Assuming that you are a beginner and new to the hobby of flying remote control helicopters, chances are you purchased an electric model that was advertised as "Ready to Fly" or RTF. Any of the main brands such as e-flite and align produce quality helicopters and they will be RTF once the battery is charged, however you may need to make some small adjustments.
If you have purchased a "Plug N Play" model the chances are you will already have experience flying remote control helicopters. That does not mean that the setup time for a new helicopter will be any less. In fact with a PNP helicopter you may need more time before taking to the air. As well as programming the TX, you will also have to fit the RX and motor radio controlled helicopter battery pack.

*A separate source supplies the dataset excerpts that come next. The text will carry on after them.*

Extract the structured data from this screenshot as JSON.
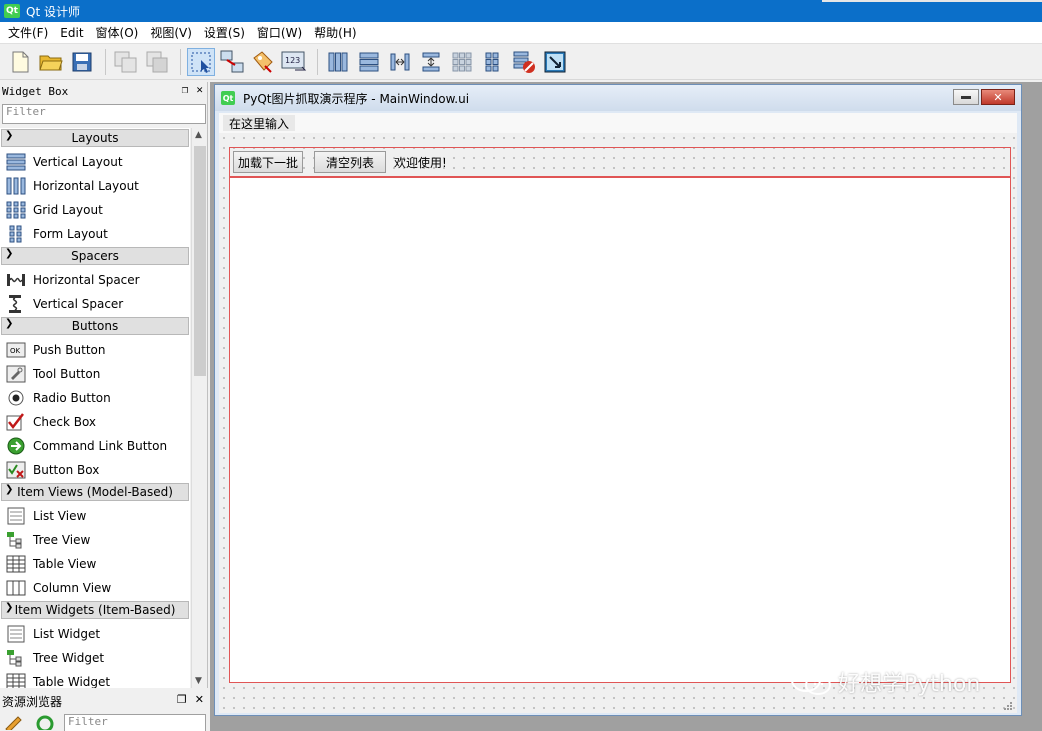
{
  "app": {
    "title": "Qt 设计师",
    "logo": "Qt"
  },
  "menubar": [
    "文件(F)",
    "Edit",
    "窗体(O)",
    "视图(V)",
    "设置(S)",
    "窗口(W)",
    "帮助(H)"
  ],
  "widget_box": {
    "title": "Widget Box",
    "filter_placeholder": "Filter",
    "categories": [
      {
        "label": "Layouts",
        "items": [
          "Vertical Layout",
          "Horizontal Layout",
          "Grid Layout",
          "Form Layout"
        ]
      },
      {
        "label": "Spacers",
        "items": [
          "Horizontal Spacer",
          "Vertical Spacer"
        ]
      },
      {
        "label": "Buttons",
        "items": [
          "Push Button",
          "Tool Button",
          "Radio Button",
          "Check Box",
          "Command Link Button",
          "Button Box"
        ]
      },
      {
        "label": "Item Views (Model-Based)",
        "items": [
          "List View",
          "Tree View",
          "Table View",
          "Column View"
        ]
      },
      {
        "label": "Item Widgets (Item-Based)",
        "items": [
          "List Widget",
          "Tree Widget",
          "Table Widget"
        ]
      }
    ]
  },
  "resource_browser": {
    "title": "资源浏览器",
    "filter_placeholder": "Filter"
  },
  "form_window": {
    "title": "PyQt图片抓取演示程序 - MainWindow.ui",
    "logo": "Qt",
    "menu_placeholder": "在这里输入",
    "buttons": [
      "加载下一批",
      "清空列表"
    ],
    "status_label": "欢迎使用!"
  },
  "watermark": "好想学Python",
  "colors": {
    "titlebar": "#0b6fc9",
    "layout_border": "#e05555",
    "qt_green": "#41cd52"
  }
}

The main point that needs to be stressed about the set up process is that it takes time. Do not, under any circumstances, try to rush the process. Take time to get to know how your new helicopter works. Remember you bought the helicopter as a hobby. It is meant to be enjoyed, not just flown once, crashed and disposed of.
First off, don't assume that the helicopter has arrived in one piece. It does not happen often, but there is always a chance that the model was damaged in transit. Even if you purchase the helicopter from a shop you should always check that all the parts are included and not damaged in anyway.
The next task on your list should be to check the batteries and how they are to be charged. Most RC helicopters come supplied with Li-Po batteries. These are usually charged using a specialist charger that comes with the helicopter so do not rush ahead and try to charge the batteries with a charger you have lying around the house.
When flying remote control helicopters, safety should be your top priority. The same applies when you are setting up your helicopter, particularly when fitting a charged battery. Be sure that the ESC and main rotors are not "armed", otherwise the blades may start to spin with your fingers in the way. Do not underestimate the damage spinning rotors can do.
You are probably aware at this stage that the pitch of the blades is changed through movements in the swashplate. As part of the set up process you should check that the swashplate moves as expected when inputs are made to the control system. For example, when you apply left cyclic the swashplate moves to the left.
When checking the control system you should also pay particular attention to the tail rotor gyro. To do this you just have to spin the helicopter around it's vertical axis by holding it between your thumb and fore finger. As you rotate the helicopter you should not the angle of the tail rotor blades changing.
Fixing, upgrading and modifying your helicopter is all part of the enjoyment to be had from owning a remote control helicopter. Taking your time to work through the set up process not only ensures that your helicopter will work properly but will also ensure that you "get under the bonnet" and into the detail of how your helicopter works.